Megyn Kelly is offering the women accusing Matt Lauer of sexual harassment a chance to tell their story.
After the 59-year-old newsman released a statement in regard to being fired from the Today show over these allegations, Kelly opened her program, Megyn Kelly Today, by encouraging the women who have come forward to tell their story on her NBC morning show.
"As hard as it is to report on one of our own colleagues, we remain committed to telling peoples’ stories if they choose to come forward," Kelly said of NBC breaking the news that they had terminated Lauer.
She added, "The women in this case too, the Matt Lauer case, are invited and welcome to do exactly that on this show. We have been that place on all the other cases and we will be that place, as well as for the accused."
NBC News' Stephanie Gosk also appeared on Kelly's show after reporting on the Lauer scandal on the first hour of Today, and explained why NBC chose to cover a story that directly affects the network.
"There have been as many as eight, but many are anonymous," she said of the women who have come forward. "Let me just say, hearing any of those details about anyone is difficult, it's tough. It's particularly tough, because as you know, when you work in a news organization, you accuse yourself of it. You have to report on it and you have to do it."
Gosk added, "The important question is, 'Is this how I would report this story if it were Fox, CBS, whoever it might be? You have to check yourself."
On the final hour of Today, Hoda Kotb once again read aloud Lauer's statement and her guest co-host, Jenna Bush Hager, was on the verge of tears talking about his ousting, admitting it was "hard watching" Kotb and Savannah Guthrie break the news on Wednesday morning.
"When I started here, I remember someone saying, 'NBC, the Today show, is a family.' And that feels cliché. That feels like something people just say," she said. "But that's true. So, when something rocks your family, it rocks all of us -- and that includes a man who was a mentor to many of us."
She then praised those who have come forward. "The women who are here, too, who are part of that same family, who have come forward and want to feel listened to and feel safe and respected -- and they should, and they do," she continued. "It was hard not to be here yesterday. It's hard to be here today. I know many of you feel that same way because you've woken up with this family. I watched this show before I was on it."
Kotb admitted that it was a "difficult period" for those working at Today, but insisted that the show must go on. "When you think about a show that's been on the air 65 years, it goes on no matter who sits in these seats," she said. "I remember growing up and watching it, too, and realizing, 'Wow, this show is going to be on for years to come -- [long] after we all go through our turns.'"

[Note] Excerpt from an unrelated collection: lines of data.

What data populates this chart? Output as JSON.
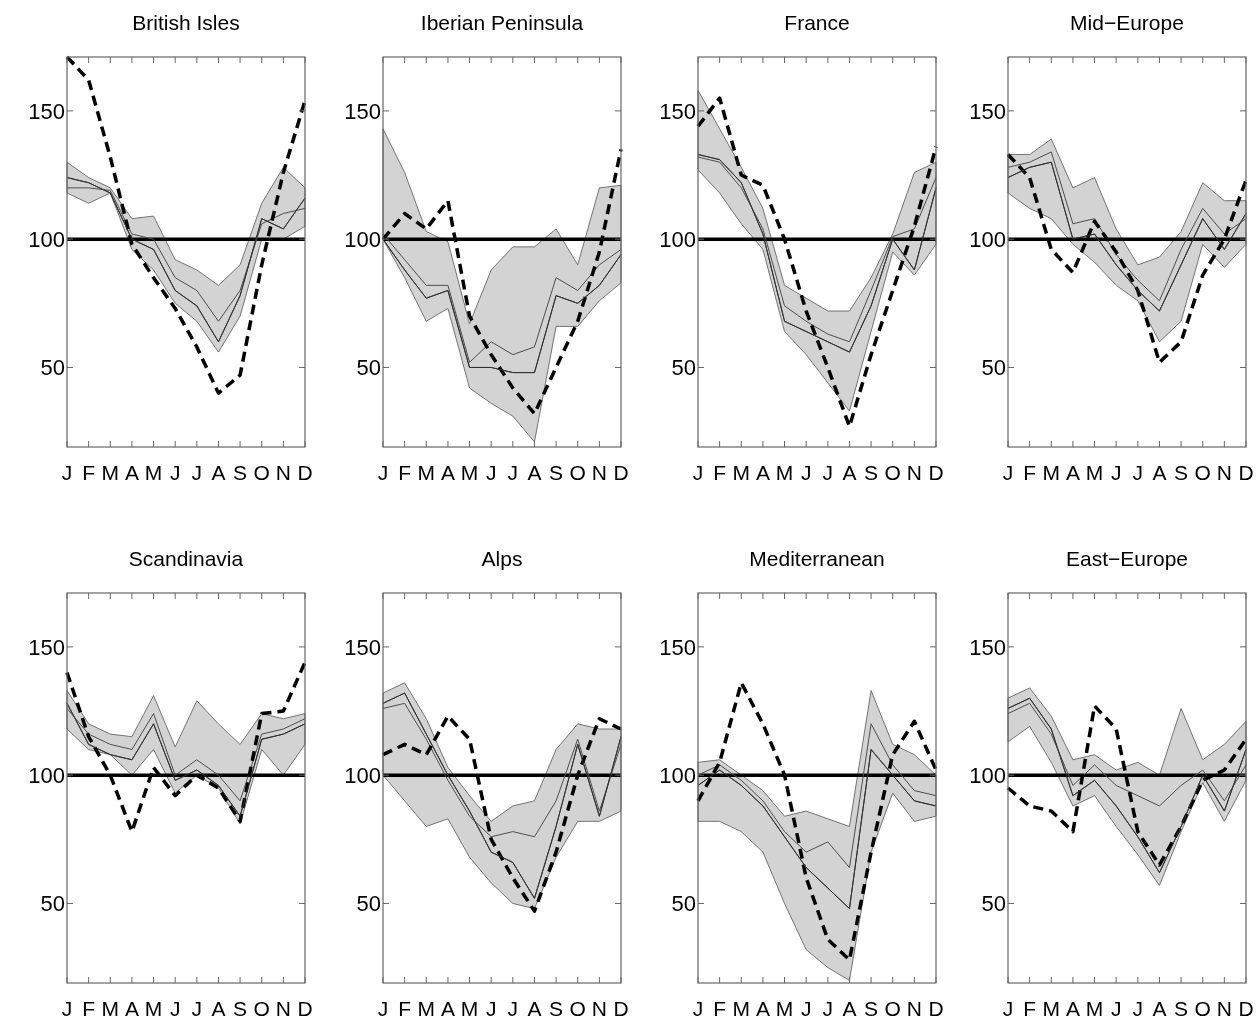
{
  "chart_data": [
    {
      "type": "line",
      "title": "British Isles",
      "categories": [
        "J",
        "F",
        "M",
        "A",
        "M",
        "J",
        "J",
        "A",
        "S",
        "O",
        "N",
        "D"
      ],
      "ylim": [
        19,
        171
      ],
      "yticks": [
        50,
        100,
        150
      ],
      "ref_lines": [
        {
          "axis": "y",
          "value": 100,
          "color": "#000000"
        }
      ],
      "series": [
        {
          "color": "#333333",
          "values": [
            124,
            122,
            118,
            100,
            96,
            80,
            74,
            60,
            78,
            108,
            104,
            116
          ],
          "lower": [
            118,
            114,
            118,
            96,
            88,
            75,
            68,
            56,
            70,
            100,
            100,
            105
          ],
          "upper": [
            130,
            124,
            120,
            108,
            109,
            92,
            88,
            82,
            90,
            114,
            128,
            120
          ]
        },
        {
          "color": "#4d4d4d",
          "values": [
            120,
            120,
            119,
            102,
            100,
            85,
            80,
            68,
            80,
            106,
            110,
            112
          ]
        },
        {
          "color": "#000000",
          "line_style": "dashed",
          "values": [
            171,
            162,
            132,
            98,
            85,
            73,
            58,
            40,
            47,
            90,
            126,
            154
          ]
        }
      ]
    },
    {
      "type": "line",
      "title": "Iberian Peninsula",
      "categories": [
        "J",
        "F",
        "M",
        "A",
        "M",
        "J",
        "J",
        "A",
        "S",
        "O",
        "N",
        "D"
      ],
      "ylim": [
        19,
        171
      ],
      "yticks": [
        50,
        100,
        150
      ],
      "ref_lines": [
        {
          "axis": "y",
          "value": 100,
          "color": "#000000"
        }
      ],
      "series": [
        {
          "color": "#333333",
          "values": [
            100,
            88,
            77,
            80,
            50,
            50,
            48,
            48,
            78,
            75,
            82,
            94
          ],
          "lower": [
            100,
            85,
            68,
            73,
            42,
            36,
            31,
            21,
            66,
            66,
            76,
            83
          ],
          "upper": [
            143,
            126,
            103,
            99,
            67,
            88,
            97,
            97,
            104,
            90,
            120,
            121
          ]
        },
        {
          "color": "#4d4d4d",
          "values": [
            102,
            92,
            82,
            82,
            52,
            60,
            55,
            58,
            85,
            80,
            90,
            96
          ]
        },
        {
          "color": "#000000",
          "line_style": "dashed",
          "values": [
            100,
            110,
            104,
            115,
            70,
            55,
            42,
            32,
            50,
            68,
            95,
            135
          ]
        }
      ]
    },
    {
      "type": "line",
      "title": "France",
      "categories": [
        "J",
        "F",
        "M",
        "A",
        "M",
        "J",
        "J",
        "A",
        "S",
        "O",
        "N",
        "D"
      ],
      "ylim": [
        19,
        171
      ],
      "yticks": [
        50,
        100,
        150
      ],
      "ref_lines": [
        {
          "axis": "y",
          "value": 100,
          "color": "#000000"
        }
      ],
      "series": [
        {
          "color": "#333333",
          "values": [
            133,
            131,
            122,
            102,
            68,
            64,
            60,
            56,
            74,
            100,
            88,
            120
          ],
          "lower": [
            127,
            118,
            106,
            96,
            64,
            55,
            44,
            33,
            64,
            95,
            86,
            98
          ],
          "upper": [
            158,
            143,
            128,
            112,
            82,
            77,
            72,
            72,
            85,
            102,
            126,
            130
          ]
        },
        {
          "color": "#4d4d4d",
          "values": [
            132,
            130,
            120,
            104,
            74,
            68,
            63,
            60,
            80,
            101,
            104,
            124
          ]
        },
        {
          "color": "#000000",
          "line_style": "dashed",
          "values": [
            144,
            155,
            125,
            121,
            100,
            72,
            50,
            27,
            55,
            80,
            105,
            136
          ]
        }
      ]
    },
    {
      "type": "line",
      "title": "Mid−Europe",
      "categories": [
        "J",
        "F",
        "M",
        "A",
        "M",
        "J",
        "J",
        "A",
        "S",
        "O",
        "N",
        "D"
      ],
      "ylim": [
        19,
        171
      ],
      "yticks": [
        50,
        100,
        150
      ],
      "ref_lines": [
        {
          "axis": "y",
          "value": 100,
          "color": "#000000"
        }
      ],
      "series": [
        {
          "color": "#333333",
          "values": [
            124,
            128,
            130,
            100,
            102,
            90,
            80,
            72,
            90,
            108,
            96,
            110
          ],
          "lower": [
            118,
            112,
            108,
            98,
            91,
            82,
            76,
            60,
            68,
            98,
            89,
            98
          ],
          "upper": [
            133,
            133,
            139,
            120,
            124,
            104,
            90,
            93,
            103,
            122,
            115,
            115
          ]
        },
        {
          "color": "#4d4d4d",
          "values": [
            128,
            130,
            134,
            106,
            108,
            94,
            84,
            76,
            96,
            112,
            102,
            108
          ]
        },
        {
          "color": "#000000",
          "line_style": "dashed",
          "values": [
            133,
            124,
            96,
            87,
            107,
            95,
            80,
            52,
            60,
            86,
            100,
            123
          ]
        }
      ]
    },
    {
      "type": "line",
      "title": "Scandinavia",
      "categories": [
        "J",
        "F",
        "M",
        "A",
        "M",
        "J",
        "J",
        "A",
        "S",
        "O",
        "N",
        "D"
      ],
      "ylim": [
        19,
        171
      ],
      "yticks": [
        50,
        100,
        150
      ],
      "ref_lines": [
        {
          "axis": "y",
          "value": 100,
          "color": "#000000"
        }
      ],
      "series": [
        {
          "color": "#333333",
          "values": [
            128,
            112,
            108,
            106,
            120,
            98,
            102,
            96,
            84,
            114,
            116,
            120
          ],
          "lower": [
            118,
            110,
            108,
            100,
            110,
            93,
            100,
            95,
            81,
            110,
            100,
            112
          ],
          "upper": [
            133,
            120,
            116,
            115,
            131,
            111,
            129,
            120,
            112,
            124,
            122,
            124
          ]
        },
        {
          "color": "#4d4d4d",
          "values": [
            126,
            116,
            112,
            110,
            124,
            100,
            106,
            100,
            90,
            116,
            118,
            122
          ]
        },
        {
          "color": "#000000",
          "line_style": "dashed",
          "values": [
            140,
            115,
            100,
            78,
            103,
            92,
            100,
            95,
            82,
            124,
            125,
            144
          ]
        }
      ]
    },
    {
      "type": "line",
      "title": "Alps",
      "categories": [
        "J",
        "F",
        "M",
        "A",
        "M",
        "J",
        "J",
        "A",
        "S",
        "O",
        "N",
        "D"
      ],
      "ylim": [
        19,
        171
      ],
      "yticks": [
        50,
        100,
        150
      ],
      "ref_lines": [
        {
          "axis": "y",
          "value": 100,
          "color": "#000000"
        }
      ],
      "series": [
        {
          "color": "#333333",
          "values": [
            128,
            132,
            116,
            100,
            86,
            70,
            66,
            52,
            80,
            112,
            84,
            115
          ],
          "lower": [
            100,
            90,
            80,
            83,
            68,
            58,
            50,
            48,
            68,
            82,
            82,
            86
          ],
          "upper": [
            132,
            136,
            122,
            103,
            92,
            82,
            88,
            90,
            110,
            120,
            118,
            118
          ]
        },
        {
          "color": "#4d4d4d",
          "values": [
            126,
            128,
            114,
            98,
            84,
            76,
            78,
            76,
            90,
            114,
            86,
            112
          ]
        },
        {
          "color": "#000000",
          "line_style": "dashed",
          "values": [
            108,
            112,
            108,
            123,
            114,
            75,
            60,
            47,
            70,
            100,
            122,
            118
          ]
        }
      ]
    },
    {
      "type": "line",
      "title": "Mediterranean",
      "categories": [
        "J",
        "F",
        "M",
        "A",
        "M",
        "J",
        "J",
        "A",
        "S",
        "O",
        "N",
        "D"
      ],
      "ylim": [
        19,
        171
      ],
      "yticks": [
        50,
        100,
        150
      ],
      "ref_lines": [
        {
          "axis": "y",
          "value": 100,
          "color": "#000000"
        }
      ],
      "series": [
        {
          "color": "#333333",
          "values": [
            96,
            102,
            96,
            88,
            76,
            64,
            56,
            48,
            110,
            100,
            90,
            88
          ],
          "lower": [
            82,
            82,
            78,
            70,
            50,
            32,
            25,
            20,
            70,
            93,
            82,
            84
          ],
          "upper": [
            105,
            106,
            100,
            94,
            84,
            86,
            83,
            80,
            133,
            112,
            108,
            100
          ]
        },
        {
          "color": "#4d4d4d",
          "values": [
            100,
            104,
            98,
            90,
            78,
            70,
            74,
            64,
            120,
            104,
            94,
            92
          ]
        },
        {
          "color": "#000000",
          "line_style": "dashed",
          "values": [
            90,
            105,
            136,
            120,
            100,
            60,
            36,
            28,
            70,
            108,
            121,
            102
          ]
        }
      ]
    },
    {
      "type": "line",
      "title": "East−Europe",
      "categories": [
        "J",
        "F",
        "M",
        "A",
        "M",
        "J",
        "J",
        "A",
        "S",
        "O",
        "N",
        "D"
      ],
      "ylim": [
        19,
        171
      ],
      "yticks": [
        50,
        100,
        150
      ],
      "ref_lines": [
        {
          "axis": "y",
          "value": 100,
          "color": "#000000"
        }
      ],
      "series": [
        {
          "color": "#333333",
          "values": [
            126,
            130,
            118,
            92,
            98,
            88,
            76,
            62,
            80,
            100,
            86,
            110
          ],
          "lower": [
            113,
            119,
            105,
            88,
            92,
            80,
            69,
            57,
            78,
            97,
            82,
            98
          ],
          "upper": [
            130,
            134,
            123,
            106,
            108,
            102,
            105,
            100,
            126,
            106,
            112,
            121
          ]
        },
        {
          "color": "#4d4d4d",
          "values": [
            124,
            128,
            116,
            96,
            104,
            96,
            92,
            88,
            96,
            102,
            90,
            104
          ]
        },
        {
          "color": "#000000",
          "line_style": "dashed",
          "values": [
            95,
            88,
            86,
            78,
            127,
            118,
            78,
            65,
            80,
            98,
            102,
            114
          ]
        }
      ]
    }
  ]
}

"As I am writing this I realize the depth of the damage and disappointment I have left behind at home and at NBC. Some of what is being said about me is untrue or mischaracterized, but there is enough truth in these stories to make me feel embarrassed and ashamed," read the statement in part. "I regret that my shame is now shared by the people I cherish dearly. Repairing the damage will take a lot of time and soul searching and I’m committed to beginning that effort. It is now my full time job."